Но в такой же степени Гревилл был уверен, что нельзя подвергать Аурелию опасности, разрешая ей действовать самостоятельно.

— Я не могу допустить, чтобы ты вела себя чересчур самонадеянно, — произнес он, осторожно подбирая слова. — Мы уже решили, что дон Антонио — человек очень опасный, и я не думаю, что ты готова работать с ним в одиночку. Даже с телохранителем. Совершить промах очень легко. То, что ты добилась успеха в очень простых заданиях, не значит, что ты можешь начать бегать раньше, чем научишься ходить.

— Тебе не кажется, что это оскорбительно? — воскликнула Аурелия, вскакивая на ноги.

Гревилл вздохнул и попытался нащупать тропинку через зыбучие пески:

— Я не хотел обидеть тебя, Аурелия, но в нашем деле есть непреложное правило, которому обязаны следовать мы оба: это то, что командую здесь я. Я не вправе подвергать тебя риску. Делай так, как я говорю, и будешь в полной безопасности. Пока мне нужно от тебя только одно — общайся с ним, и я попытаюсь выяснить, что он задумал. Все очень просто.

Гревилл подошел к Аурелии и взял ее руки в свои.

— Наверняка ты понимаешь, что я имею в виду.

— Да, понимаю, — согласилась она, не выдернув рук. — Но все равно очень оскорбительно, когда ты называешь меня чересчур самонадеянной. Может быть, для тебя те задания, которые я выполнила успешно, являются незначительными пустяками, но для меня они имеют большое значение.

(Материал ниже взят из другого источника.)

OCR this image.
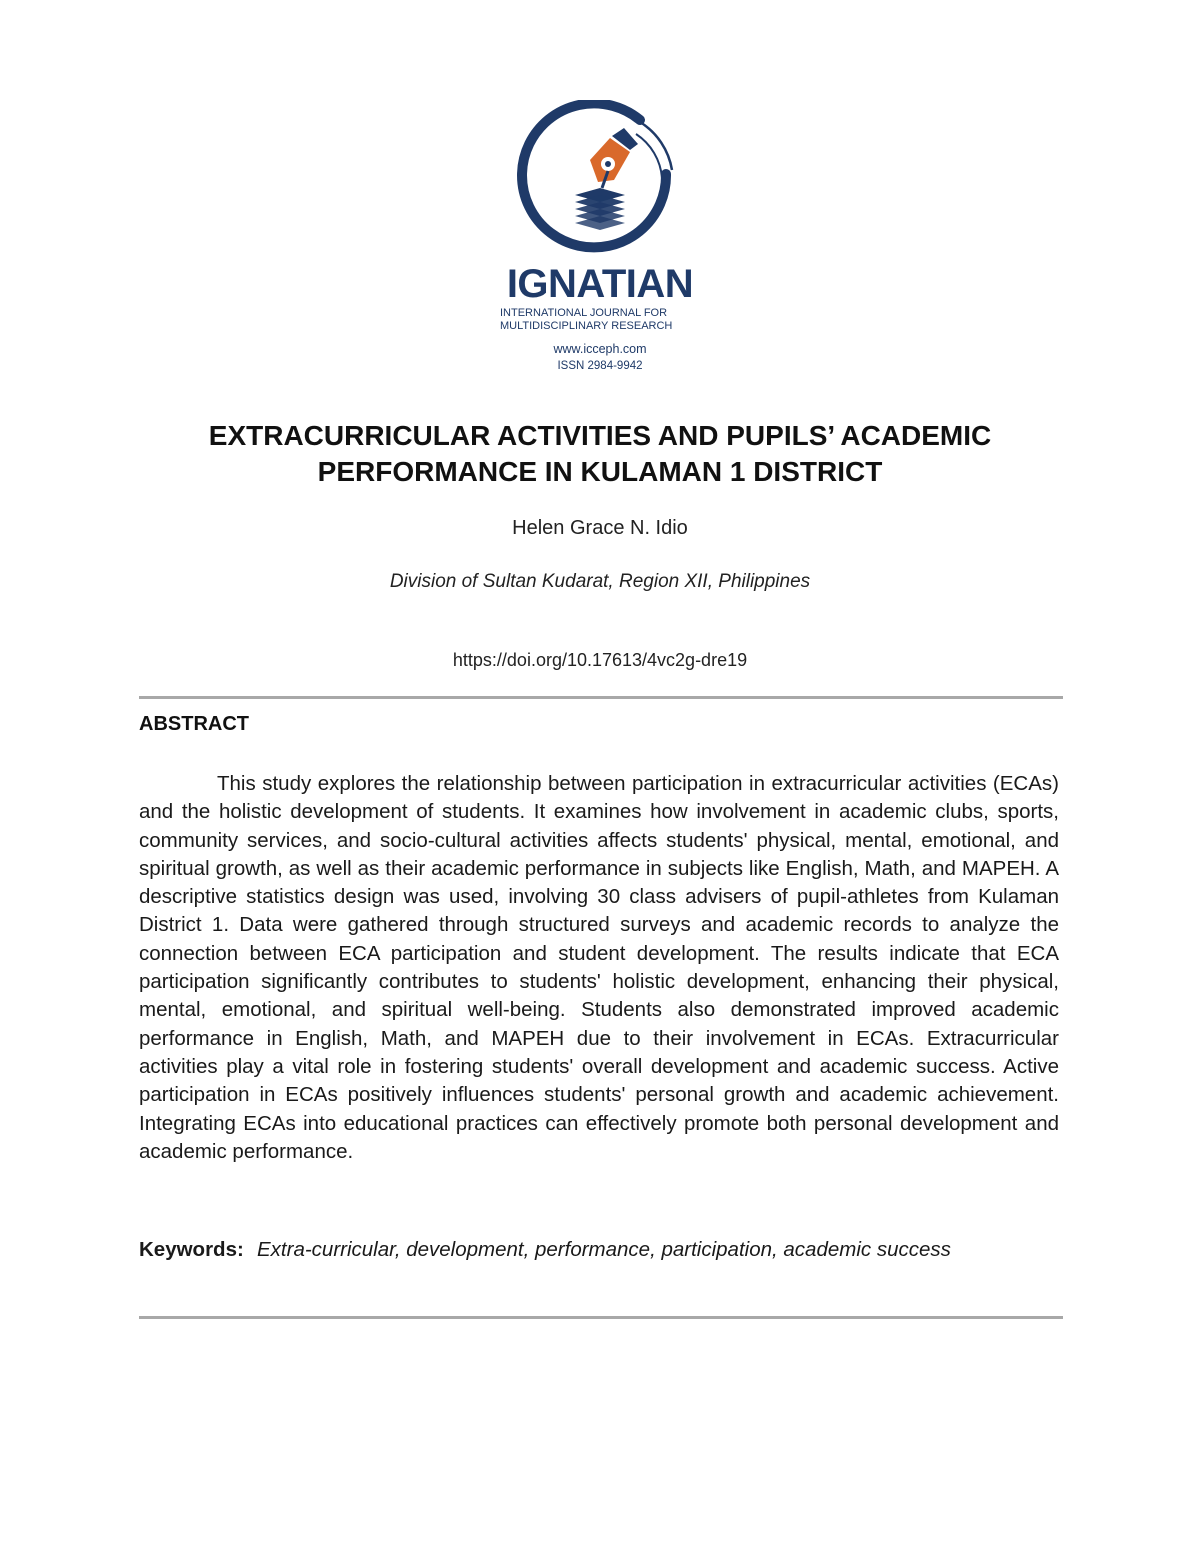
IGNATIAN
INTERNATIONAL JOURNAL FOR
MULTIDISCIPLINARY RESEARCH
www.icceph.com
ISSN 2984-9942
EXTRACURRICULAR ACTIVITIES AND PUPILS’ ACADEMIC
PERFORMANCE IN KULAMAN 1 DISTRICT
Helen Grace N. Idio
Division of Sultan Kudarat, Region XII, Philippines
https://doi.org/10.17613/4vc2g-dre19
ABSTRACT
This study explores the relationship between participation in extracurricular activities (ECAs) and the holistic development of students. It examines how involvement in academic clubs, sports, community services, and socio-cultural activities affects students' physical, mental, emotional, and spiritual growth, as well as their academic performance in subjects like English, Math, and MAPEH. A descriptive statistics design was used, involving 30 class advisers of pupil-athletes from Kulaman District 1. Data were gathered through structured surveys and academic records to analyze the connection between ECA participation and student development. The results indicate that ECA participation significantly contributes to students' holistic development, enhancing their physical, mental, emotional, and spiritual well-being. Students also demonstrated improved academic performance in English, Math, and MAPEH due to their involvement in ECAs. Extracurricular activities play a vital role in fostering students' overall development and academic success. Active participation in ECAs positively influences students' personal growth and academic achievement. Integrating ECAs into educational practices can effectively promote both personal development and academic performance.
Keywords: Extra-curricular, development, performance, participation, academic success
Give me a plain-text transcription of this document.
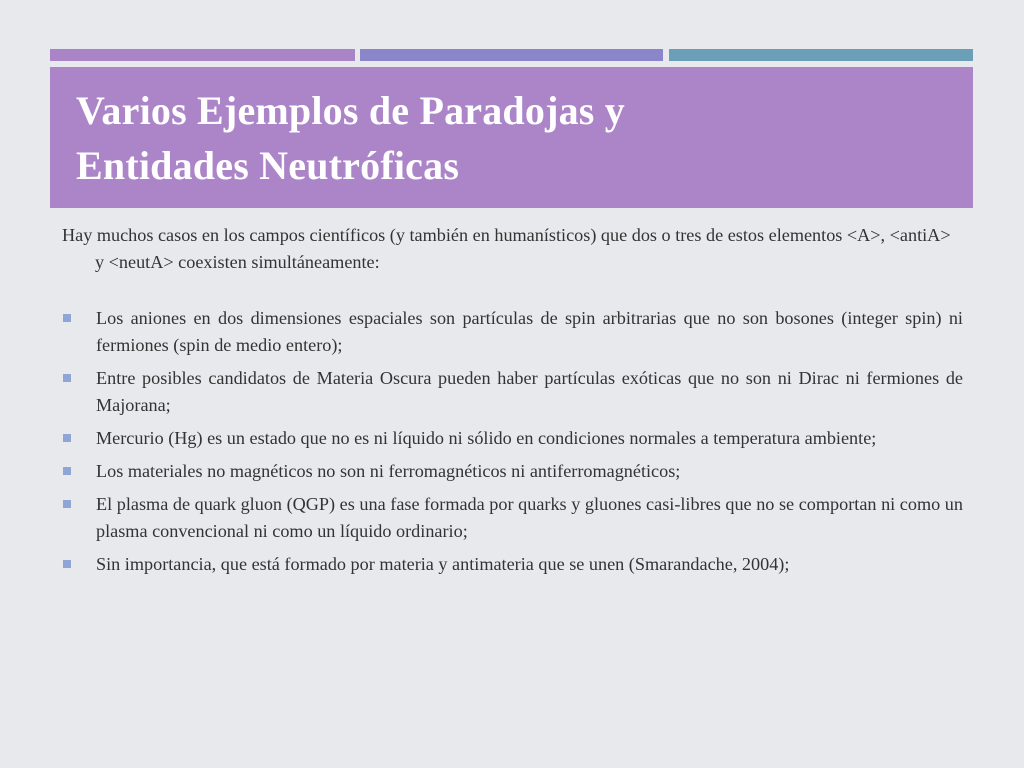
Varios Ejemplos de Paradojas y
Entidades Neutróficas

Hay muchos casos en los campos científicos (y también en humanísticos) que dos o tres de estos elementos <A>, <antiA> y <neutA> coexisten simultáneamente:

Los aniones en dos dimensiones espaciales son partículas de spin arbitrarias que no son bosones (integer spin) ni fermiones (spin de medio entero);
Entre posibles candidatos de Materia Oscura pueden haber partículas exóticas que no son ni Dirac ni fermiones de Majorana;
Mercurio (Hg) es un estado que no es ni líquido ni sólido en condiciones normales a temperatura ambiente;
Los materiales no magnéticos no son ni ferromagnéticos ni antiferromagnéticos;
El plasma de quark gluon (QGP) es una fase formada por quarks y gluones casi-libres que no se comportan ni como un plasma convencional ni como un líquido ordinario;
Sin importancia, que está formado por materia y antimateria que se unen (Smarandache, 2004);
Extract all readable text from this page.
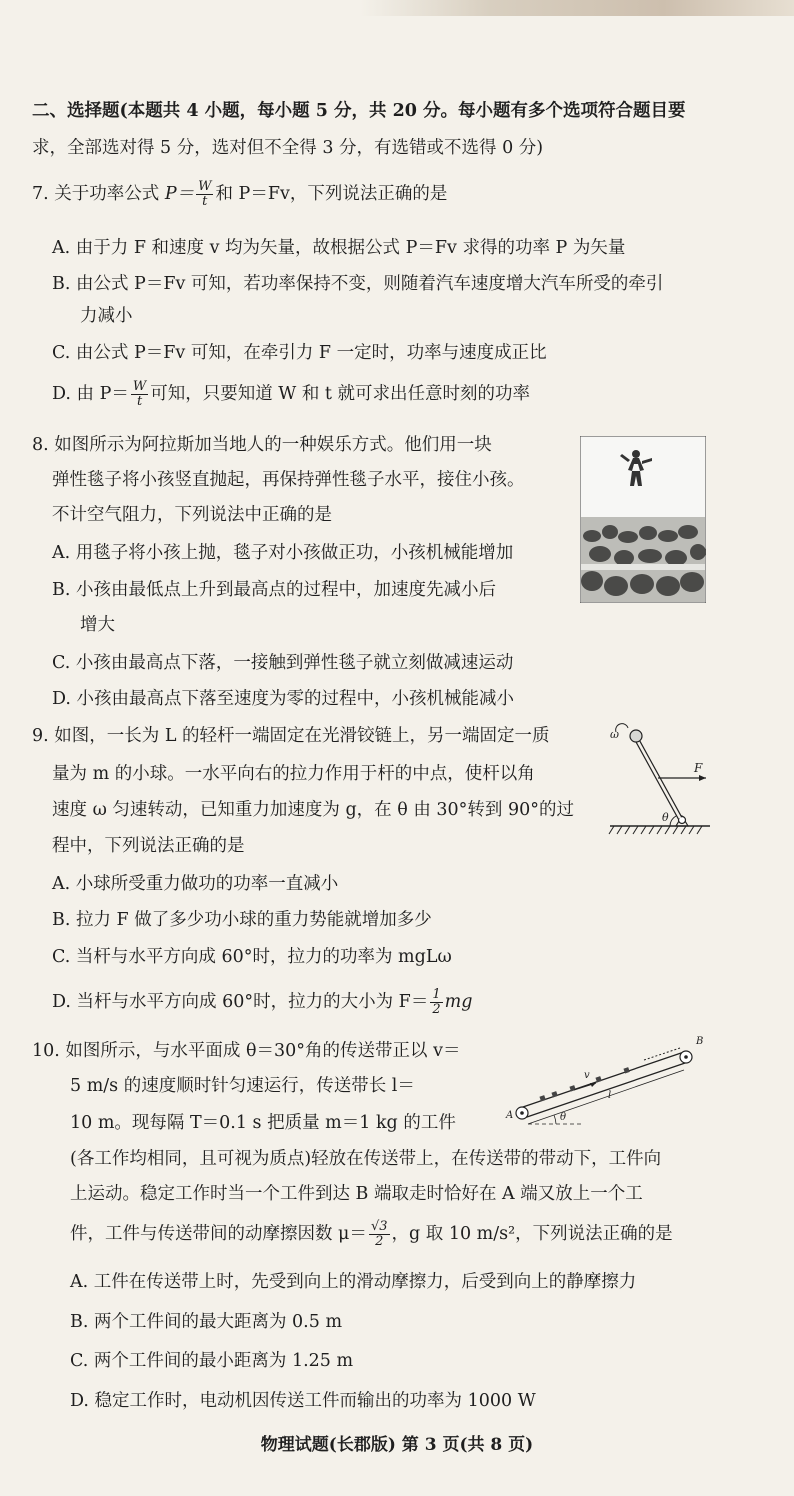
二、选择题(本题共 4 小题，每小题 5 分，共 20 分。每小题有多个选项符合题目要
求，全部选对得 5 分，选对但不全得 3 分，有选错或不选得 0 分)
7. 关于功率公式 $P= \frac{W}{t}$ 和 P＝Fv，下列说法正确的是
A. 由于力 F 和速度 v 均为矢量，故根据公式 P＝Fv 求得的功率 P 为矢量
B. 由公式 P＝Fv 可知，若功率保持不变，则随着汽车速度增大汽车所受的牵引
力减小
C. 由公式 P＝Fv 可知，在牵引力 F 一定时，功率与速度成正比
D. 由 $P= \frac{W}{t}$ 可知，只要知道 W 和 t 就可求出任意时刻的功率
8. 如图所示为阿拉斯加当地人的一种娱乐方式。他们用一块
弹性毯子将小孩竖直抛起，再保持弹性毯子水平，接住小孩。
不计空气阻力，下列说法中正确的是
A. 用毯子将小孩上抛，毯子对小孩做正功，小孩机械能增加
B. 小孩由最低点上升到最高点的过程中，加速度先减小后
增大
C. 小孩由最高点下落，一接触到弹性毯子就立刻做减速运动
D. 小孩由最高点下落至速度为零的过程中，小孩机械能减小
9. 如图，一长为 L 的轻杆一端固定在光滑铰链上，另一端固定一质
量为 m 的小球。一水平向右的拉力作用于杆的中点，使杆以角
速度 ω 匀速转动，已知重力加速度为 g，在 θ 由 30°转到 90°的过
程中，下列说法正确的是
A. 小球所受重力做功的功率一直减小
B. 拉力 F 做了多少功小球的重力势能就增加多少
C. 当杆与水平方向成 60°时，拉力的功率为 mgLω
D. 当杆与水平方向成 60°时，拉力的大小为 $F= \frac{1}{2}$ mg
ω
F
θ
10. 如图所示，与水平面成 θ＝30°角的传送带正以 v＝
5 m/s 的速度顺时针匀速运行，传送带长 l＝
10 m。现每隔 T＝0.1 s 把质量 m＝1 kg 的工件
(各工作均相同，且可视为质点)轻放在传送带上，在传送带的带动下，工件向
上运动。稳定工作时当一个工件到达 B 端取走时恰好在 A 端又放上一个工
件，工件与传送带间的动摩擦因数 $\mu= \frac{√3}{2}$ ，g 取 10 m/s²，下列说法正确的是
A. 工件在传送带上时，先受到向上的滑动摩擦力，后受到向上的静摩擦力
B. 两个工件间的最大距离为 0.5 m
C. 两个工件间的最小距离为 1.25 m
D. 稳定工作时，电动机因传送工件而输出的功率为 1000 W
A
B
v
l
θ
物理试题(长郡版) 第 3 页(共 8 页)
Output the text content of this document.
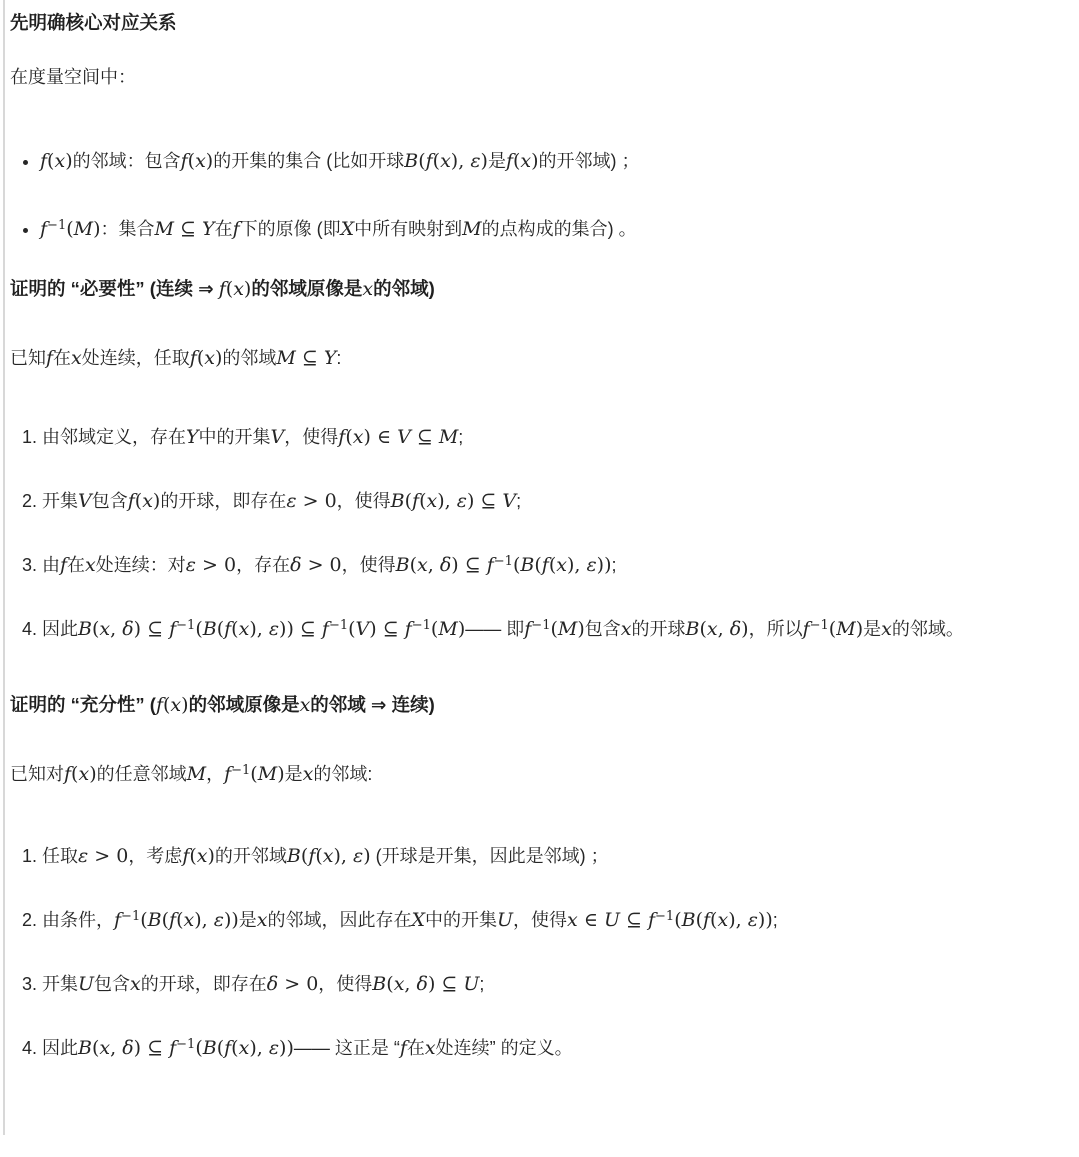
先明确核心对应关系

在度量空间中：

• f(x)的邻域：包含f(x)的开集的集合 (比如开球B(f(x), ε)是f(x)的开邻域) ；
• $f^{-1}(M)$：集合M ⊆ Y在f下的原像 (即X中所有映射到M的点构成的集合) 。
证明的 “必要性” (连续 ⇒ f(x)的邻域原像是x的邻域)

已知f在x处连续，任取f(x)的邻域M ⊆ Y:

1. 由邻域定义，存在Y中的开集V，使得f(x) ∈ V ⊆ M;
2. 开集V包含f(x)的开球，即存在ε > 0，使得B(f(x), ε) ⊆ V;
3. 由f在x处连续：对ε > 0，存在δ > 0，使得B(x, δ) ⊆ $f^{-1}(B(f(x)$, ε));
4. 因此B(x, δ) ⊆ $f^{-1}(B(f(x)$, ε)) ⊆ $f^{-1}(V)$ ⊆ $f^{-1}(M)——$ 即$f^{-1}(M)$包含x的开球B(x, δ)，所以$f^{-1}(M)$是x的邻域。
证明的 “充分性” (f(x)的邻域原像是x的邻域 ⇒ 连续)

已知对f(x)的任意邻域M，$f^{-1}(M)$是x的邻域:

1. 任取ε > 0，考虑f(x)的开邻域B(f(x), ε) (开球是开集，因此是邻域) ；
2. 由条件，$f^{-1}(B(f(x)$, ε))是x的邻域，因此存在X中的开集U，使得x ∈ U ⊆ $f^{-1}(B(f(x)$, ε));
3. 开集U包含x的开球，即存在δ > 0，使得B(x, δ) ⊆ U;
4. 因此B(x, δ) ⊆ $f^{-1}(B(f(x)$, ε))—— 这正是 “f在x处连续” 的定义。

— Разумеется, — пробормотал Гревилл. — Я не хотел умалить твой вклад. Я просто пытаюсь, как можно убедительнее объяснить тебе мою точку зрения.

— Что ж, тебе это, несомненно, удалось, — отрезала Аурелия, не желая ни целовать его, ни мириться прямо сейчас.

— Моя первая забота — это твоя безопасность, Аурелия… всегда.